My main concern is, will OS release ARC memory if requires to?


----------



## SirDice (Nov 3, 2016)

Handbook: 19.6. Advanced Topics


----------



## Remington (Nov 3, 2016)

It'll change depending on how much buffer it needs to write to zfs pools so you may want to limit the buffer to 4 or 8G.  If you are using deduplication or compression with heavy writes then arc_max needs to be raised to improve the write time.


----------



## kpa (Nov 3, 2016)

Remington, the ARC cache is purely a read cache.

Depending on how this server is used the 4GBs of ARC cache just may not cut it. If this is a heavy duty file server that is mostly read-heavy and less writes to the ZFS pool you definitely want to give it as much ARC cache as you can without compromising the other functionality of the operating system. From the looks of it you could limit the maximum size of the ARC cache to 64GBs if my assumption about the use of this server is correct?

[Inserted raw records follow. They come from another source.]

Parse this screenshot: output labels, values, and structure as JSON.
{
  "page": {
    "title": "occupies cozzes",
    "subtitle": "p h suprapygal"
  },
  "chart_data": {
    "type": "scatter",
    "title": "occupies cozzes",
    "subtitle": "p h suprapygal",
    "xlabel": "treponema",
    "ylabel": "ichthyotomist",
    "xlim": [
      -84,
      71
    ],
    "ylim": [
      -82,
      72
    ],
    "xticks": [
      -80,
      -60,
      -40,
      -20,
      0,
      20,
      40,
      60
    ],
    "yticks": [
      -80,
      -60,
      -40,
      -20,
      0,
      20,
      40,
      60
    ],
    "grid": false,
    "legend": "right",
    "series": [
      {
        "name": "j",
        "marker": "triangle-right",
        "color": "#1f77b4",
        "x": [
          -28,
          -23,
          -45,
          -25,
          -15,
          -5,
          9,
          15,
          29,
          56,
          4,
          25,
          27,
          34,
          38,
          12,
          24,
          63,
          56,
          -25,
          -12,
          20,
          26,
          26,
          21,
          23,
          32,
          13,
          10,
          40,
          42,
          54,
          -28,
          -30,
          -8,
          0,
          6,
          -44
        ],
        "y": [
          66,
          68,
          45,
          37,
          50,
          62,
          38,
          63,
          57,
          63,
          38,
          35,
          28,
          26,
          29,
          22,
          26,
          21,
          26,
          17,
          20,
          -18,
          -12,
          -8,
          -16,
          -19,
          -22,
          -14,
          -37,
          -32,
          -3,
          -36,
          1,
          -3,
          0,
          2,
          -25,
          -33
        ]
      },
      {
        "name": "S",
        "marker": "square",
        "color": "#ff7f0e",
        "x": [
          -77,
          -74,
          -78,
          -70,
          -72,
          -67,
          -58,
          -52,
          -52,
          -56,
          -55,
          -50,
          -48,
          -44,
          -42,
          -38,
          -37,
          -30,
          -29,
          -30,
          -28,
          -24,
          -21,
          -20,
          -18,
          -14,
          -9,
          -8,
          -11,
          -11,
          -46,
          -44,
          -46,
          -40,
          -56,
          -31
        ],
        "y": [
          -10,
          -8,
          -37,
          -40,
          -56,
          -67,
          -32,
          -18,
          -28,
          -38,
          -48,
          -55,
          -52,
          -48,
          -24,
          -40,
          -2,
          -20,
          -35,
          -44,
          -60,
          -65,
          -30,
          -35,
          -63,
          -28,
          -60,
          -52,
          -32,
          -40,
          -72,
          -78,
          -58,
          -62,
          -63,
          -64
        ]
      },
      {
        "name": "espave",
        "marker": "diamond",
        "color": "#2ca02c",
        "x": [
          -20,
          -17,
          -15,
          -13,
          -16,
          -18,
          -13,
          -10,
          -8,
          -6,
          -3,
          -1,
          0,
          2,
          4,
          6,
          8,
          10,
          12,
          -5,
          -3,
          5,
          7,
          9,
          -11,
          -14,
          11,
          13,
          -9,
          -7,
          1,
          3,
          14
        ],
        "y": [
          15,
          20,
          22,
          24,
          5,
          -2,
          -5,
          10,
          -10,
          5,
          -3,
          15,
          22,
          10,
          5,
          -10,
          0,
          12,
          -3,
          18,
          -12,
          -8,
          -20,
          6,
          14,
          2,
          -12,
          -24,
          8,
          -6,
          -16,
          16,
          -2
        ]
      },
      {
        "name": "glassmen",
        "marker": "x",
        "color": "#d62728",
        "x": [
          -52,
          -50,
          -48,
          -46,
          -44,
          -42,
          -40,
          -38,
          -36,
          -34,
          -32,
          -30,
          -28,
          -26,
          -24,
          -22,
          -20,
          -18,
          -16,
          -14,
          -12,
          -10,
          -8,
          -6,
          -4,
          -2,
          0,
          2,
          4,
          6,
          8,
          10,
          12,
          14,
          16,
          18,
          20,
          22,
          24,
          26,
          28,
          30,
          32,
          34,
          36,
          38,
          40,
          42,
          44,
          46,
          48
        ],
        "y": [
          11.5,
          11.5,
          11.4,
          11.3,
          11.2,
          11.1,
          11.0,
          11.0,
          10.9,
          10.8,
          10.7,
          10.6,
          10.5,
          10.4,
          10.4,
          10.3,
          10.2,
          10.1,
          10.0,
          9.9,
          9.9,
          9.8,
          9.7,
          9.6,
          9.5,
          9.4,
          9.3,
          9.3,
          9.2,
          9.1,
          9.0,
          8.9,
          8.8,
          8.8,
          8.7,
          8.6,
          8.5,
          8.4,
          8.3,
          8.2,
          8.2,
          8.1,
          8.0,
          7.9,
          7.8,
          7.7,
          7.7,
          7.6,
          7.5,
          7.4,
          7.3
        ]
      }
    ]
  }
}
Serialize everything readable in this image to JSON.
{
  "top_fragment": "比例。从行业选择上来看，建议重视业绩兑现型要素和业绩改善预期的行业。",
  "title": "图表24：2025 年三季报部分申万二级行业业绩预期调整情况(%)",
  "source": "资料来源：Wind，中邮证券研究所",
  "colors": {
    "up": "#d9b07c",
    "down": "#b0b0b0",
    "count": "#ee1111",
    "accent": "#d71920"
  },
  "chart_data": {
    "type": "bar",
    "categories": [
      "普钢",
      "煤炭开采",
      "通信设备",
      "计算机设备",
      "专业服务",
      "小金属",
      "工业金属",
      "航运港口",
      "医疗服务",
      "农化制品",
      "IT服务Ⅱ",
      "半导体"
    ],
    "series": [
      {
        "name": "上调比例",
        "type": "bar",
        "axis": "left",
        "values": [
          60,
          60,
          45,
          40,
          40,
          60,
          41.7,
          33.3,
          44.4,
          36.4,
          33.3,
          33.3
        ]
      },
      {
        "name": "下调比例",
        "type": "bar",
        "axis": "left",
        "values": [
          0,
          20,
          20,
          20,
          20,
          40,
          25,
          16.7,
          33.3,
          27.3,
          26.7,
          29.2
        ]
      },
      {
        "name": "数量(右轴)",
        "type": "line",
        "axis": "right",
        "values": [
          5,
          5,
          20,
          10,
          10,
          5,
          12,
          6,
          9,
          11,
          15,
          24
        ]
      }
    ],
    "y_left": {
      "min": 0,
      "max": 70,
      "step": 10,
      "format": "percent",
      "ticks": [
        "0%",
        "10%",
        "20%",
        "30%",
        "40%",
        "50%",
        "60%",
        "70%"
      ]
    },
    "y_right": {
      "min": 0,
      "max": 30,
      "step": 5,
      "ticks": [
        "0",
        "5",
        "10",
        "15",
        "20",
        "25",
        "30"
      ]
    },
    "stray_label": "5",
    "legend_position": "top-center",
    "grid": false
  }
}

The size of the cache will autoscale if free memory becomes scarce but it may be a better idea to use manually set maximum limit to be on the safe side.


----------



## Remington (Nov 3, 2016)

kpa said:


> Remington, the ARC cache is purely a *read cache*.
> 
> Depending on how this server is used the 4GBs of ARC cache just may not cut it. If this is a heavy duty file server that is mostly read-heavy and less writes to the ZFS pool you definitely want to give it as much ARC cache as you can without compromising the other functionality of the operating system. From the looks of it you could limit the maximum size of the ARC cache to 64GBs if my assumption about the use of this server is correct?



Thanks for clarifying that.  My server have SSD so arc with 4GB is not an issue.  I would say 4GB is bare minimum for a web server as I haven't run into any issues for 2 years.


----------